The two LGBTQ organizations are primarily concerned that the research study — which has a number of methodological flaws — will be misused to target LGBTQ people for discrimination, violence, or other nefarious motives.

The study in question, by Dr. Michal Kosinski and Yilun Wang, claims that facial recognition software can infer a person’s sexual orientation by analyzing their facial features. They claim the software has a high likelihood of successfully determining sexual orientation because the program is able to pick up on facial features that result from exposure to certain levels of hormones, particularly testosterone, when they are in the womb, reports The Economist.

The study, which is expected to be published in the Journal of Personality and Social Psychology, involved hundreds of thousands of images of gay and straight men and women from a popular American dating websiteThe researchers claim their software is able to determine correctly whether a man is gay 81% of the time after viewing one photo, and 91% of the time after viewing five photos of the same model. For women, they claim the program picks correctly 71% of the time after one photo, and 83% after five.

The LGBTQ groups wasted no time blasting Kosinski and Wu’s claims, while also calling on Stanford University to distance itself from the study. They are also urging media outlets to highlight and expose the flaws in their research and to debunk any factually inaccurate claims that artificial intelligence can tell if someone is gay just by looking at their face.

“Technology cannot identify someone’s sexual orientation,” Jim Halloran, GLAAD’s chief digital officer, said in a statement. “What their technology can recognize is a pattern that found a small subset of out white gay and lesbian people on dating sites who look similar. Those two findings should not be conflated. This research isn’t science or news, but it’s a description of beauty standards on dating sites that ignores huge segments of the LGBTQ community, including people of color, transgender people, older individuals, and other LGBTQ people who don’t want to post photos on dating sites.

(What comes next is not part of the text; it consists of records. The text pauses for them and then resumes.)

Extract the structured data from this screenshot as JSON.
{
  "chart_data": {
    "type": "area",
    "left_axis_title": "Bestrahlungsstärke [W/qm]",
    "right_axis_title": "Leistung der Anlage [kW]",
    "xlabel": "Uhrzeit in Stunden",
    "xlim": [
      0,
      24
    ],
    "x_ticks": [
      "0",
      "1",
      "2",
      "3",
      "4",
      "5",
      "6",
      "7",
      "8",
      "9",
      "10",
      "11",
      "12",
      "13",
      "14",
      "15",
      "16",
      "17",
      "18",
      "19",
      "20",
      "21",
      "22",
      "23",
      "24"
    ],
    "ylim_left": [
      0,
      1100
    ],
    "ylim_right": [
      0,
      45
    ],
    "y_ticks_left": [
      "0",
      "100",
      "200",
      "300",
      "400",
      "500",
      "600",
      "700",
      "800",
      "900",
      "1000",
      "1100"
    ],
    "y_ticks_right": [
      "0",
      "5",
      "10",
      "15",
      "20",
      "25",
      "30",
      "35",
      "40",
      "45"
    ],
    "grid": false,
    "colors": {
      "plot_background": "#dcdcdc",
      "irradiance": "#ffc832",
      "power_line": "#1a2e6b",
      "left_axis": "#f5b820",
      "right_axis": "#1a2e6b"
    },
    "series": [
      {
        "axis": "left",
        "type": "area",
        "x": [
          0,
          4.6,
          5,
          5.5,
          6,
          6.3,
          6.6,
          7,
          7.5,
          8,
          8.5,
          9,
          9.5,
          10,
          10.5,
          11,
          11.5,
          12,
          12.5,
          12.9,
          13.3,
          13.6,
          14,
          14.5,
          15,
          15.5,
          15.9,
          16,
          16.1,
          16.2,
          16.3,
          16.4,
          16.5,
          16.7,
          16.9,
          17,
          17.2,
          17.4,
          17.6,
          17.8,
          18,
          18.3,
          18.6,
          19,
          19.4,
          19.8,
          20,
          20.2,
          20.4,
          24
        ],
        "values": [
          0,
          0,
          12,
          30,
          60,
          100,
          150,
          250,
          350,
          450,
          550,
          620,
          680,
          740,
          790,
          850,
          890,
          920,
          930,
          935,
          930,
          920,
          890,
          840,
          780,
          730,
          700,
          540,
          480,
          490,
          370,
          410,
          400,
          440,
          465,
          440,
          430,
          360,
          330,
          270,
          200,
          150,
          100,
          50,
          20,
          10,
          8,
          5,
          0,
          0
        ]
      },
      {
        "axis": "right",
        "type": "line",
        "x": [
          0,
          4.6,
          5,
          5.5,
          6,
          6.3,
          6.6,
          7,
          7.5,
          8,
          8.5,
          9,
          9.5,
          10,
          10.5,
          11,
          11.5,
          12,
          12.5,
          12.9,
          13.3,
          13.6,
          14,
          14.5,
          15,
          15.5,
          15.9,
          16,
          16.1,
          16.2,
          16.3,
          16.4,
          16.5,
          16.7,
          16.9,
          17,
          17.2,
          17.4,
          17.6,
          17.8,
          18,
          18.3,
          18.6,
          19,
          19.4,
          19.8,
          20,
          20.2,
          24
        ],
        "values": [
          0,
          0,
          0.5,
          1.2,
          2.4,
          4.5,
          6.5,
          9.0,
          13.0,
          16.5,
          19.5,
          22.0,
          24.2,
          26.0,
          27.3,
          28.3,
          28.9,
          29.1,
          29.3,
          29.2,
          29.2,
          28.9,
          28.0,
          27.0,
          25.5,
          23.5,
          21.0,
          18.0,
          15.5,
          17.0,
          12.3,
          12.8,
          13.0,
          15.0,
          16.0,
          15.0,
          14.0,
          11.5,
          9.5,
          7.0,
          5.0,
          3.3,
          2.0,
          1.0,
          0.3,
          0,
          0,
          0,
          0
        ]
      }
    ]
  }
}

“At a time where minority groups are being targeted, these reckless findings could serve as weapon to harm both heterosexuals who are inaccurately outed, as well as gay and lesbian people who are in situations where coming out is dangerous,” he added.

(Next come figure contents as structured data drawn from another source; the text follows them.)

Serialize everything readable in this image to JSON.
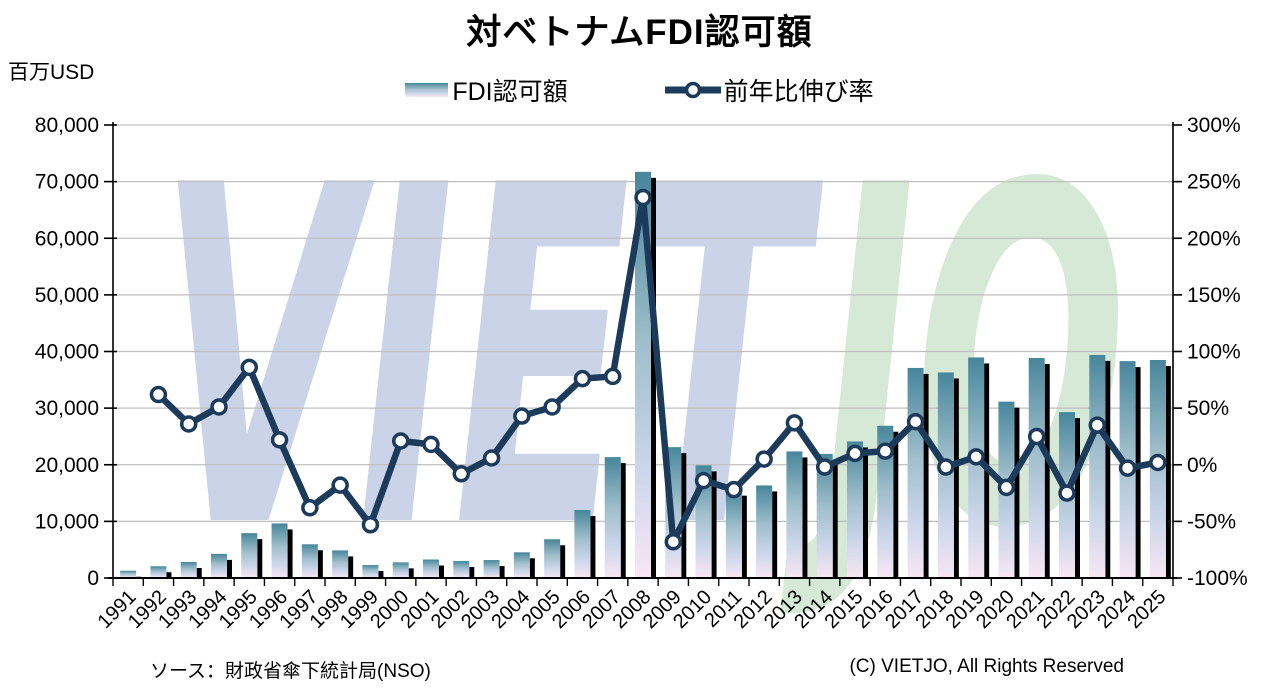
{
  "title": "対ベトナムFDI認可額",
  "y_axis_unit": "百万USD",
  "legend": {
    "bar_label": "FDI認可額",
    "line_label": "前年比伸び率"
  },
  "watermark": {
    "part1": "VIET",
    "part2": "JO",
    "color1": "#CBD3E8",
    "color2": "#D6E9D6"
  },
  "footer": {
    "source": "ソース：財政省傘下統計局(NSO)",
    "copyright": "(C) VIETJO, All Rights Reserved"
  },
  "colors": {
    "bar_gradient_top": "#47869B",
    "bar_gradient_mid1": "#9FBECB",
    "bar_gradient_mid2": "#CAD5EA",
    "bar_gradient_bottom": "#F8E7F3",
    "bar_shadow": "#000000",
    "line": "#1C3B5A",
    "marker_fill": "#FFFFFF",
    "grid": "#BFBFBF",
    "axis": "#000000",
    "text": "#000000"
  },
  "chart_data": {
    "type": "bar",
    "subtype": "combo-bar-line",
    "title": "対ベトナムFDI認可額",
    "categories": [
      "1991",
      "1992",
      "1993",
      "1994",
      "1995",
      "1996",
      "1997",
      "1998",
      "1999",
      "2000",
      "2001",
      "2002",
      "2003",
      "2004",
      "2005",
      "2006",
      "2007",
      "2008",
      "2009",
      "2010",
      "2011",
      "2012",
      "2013",
      "2014",
      "2015",
      "2016",
      "2017",
      "2018",
      "2019",
      "2020",
      "2021",
      "2022",
      "2023",
      "2024",
      "2025"
    ],
    "series": [
      {
        "name": "FDI認可額",
        "type": "bar",
        "axis": "left",
        "unit": "百万USD",
        "values": [
          1284,
          2077,
          2829,
          4262,
          7925,
          9635,
          5955,
          4873,
          2282,
          2762,
          3265,
          2993,
          3172,
          4534,
          6840,
          12004,
          21348,
          71726,
          23107,
          19886,
          15598,
          16348,
          22352,
          21922,
          24115,
          26890,
          37100,
          36300,
          38950,
          31150,
          38850,
          29300,
          39400,
          38300,
          38500
        ]
      },
      {
        "name": "前年比伸び率",
        "type": "line",
        "axis": "right",
        "unit": "%",
        "values": [
          null,
          62,
          36,
          51,
          86,
          22,
          -38,
          -18,
          -53,
          21,
          18,
          -8,
          6,
          43,
          51,
          76,
          78,
          236,
          -68,
          -14,
          -22,
          5,
          37,
          -2,
          10,
          12,
          38,
          -2,
          7,
          -20,
          25,
          -25,
          35,
          -3,
          2
        ]
      }
    ],
    "left_axis": {
      "label": "百万USD",
      "min": 0,
      "max": 80000,
      "step": 10000,
      "tick_labels": [
        "80,000",
        "70,000",
        "60,000",
        "50,000",
        "40,000",
        "30,000",
        "20,000",
        "10,000",
        "0"
      ]
    },
    "right_axis": {
      "min": -100,
      "max": 300,
      "step": 50,
      "tick_labels": [
        "300%",
        "250%",
        "200%",
        "150%",
        "100%",
        "50%",
        "0%",
        "-50%",
        "-100%"
      ]
    },
    "grid": true,
    "legend_position": "top"
  }
}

Even more concerning, the groups say, is that Stanford University and the lead researchers met with GLAAD and HRC several months ago. At that meeting, these same concerns were raised and the LGBTQ groups warned against over-inflating the results or the significance of them. There was no follow-up meeting between the researchers and the LGBTQ representatives, and the same flaws that were highlighted in that meeting have not been addressed.

Specifically, the groups take issue with the fact that the study did not look at any non-white individuals, and did not independently verify crucial information such as age and sexual orientation, instead taking information appearing online at face value. 

The study, which was not peer-reviewed, also makes no distinction between sexual orientation and sexual activity, and assumes there are only two sexual orientations, gay and straight. Lastly, even if the facial recognition software were accurate 81 percent of the time, that would still lead to instances where straight people were incorrectly identified as gay — something that could be concerning were the software used to target sexual minorities.

“This is dangerously bad information that will likely be taken out of context, is based on flawed assumptions, and threatens the safety and privacy of LGBTQ and non-LGBTQ people alike,” Ashland Johnson, HRC’s director of public education and research, said in a statement.

“Imagine for a moment the potential consequences if this flawed research were used to support a brutal regime’s efforts to identify and/or persecute people they believed to be gay,” Johnson said. “Stanford should distance itself from such junk science rather than lending its name and credibility to research that is dangerously flawed and leaves the world — and this case, millions of people’s lives — worse and less safe than before.”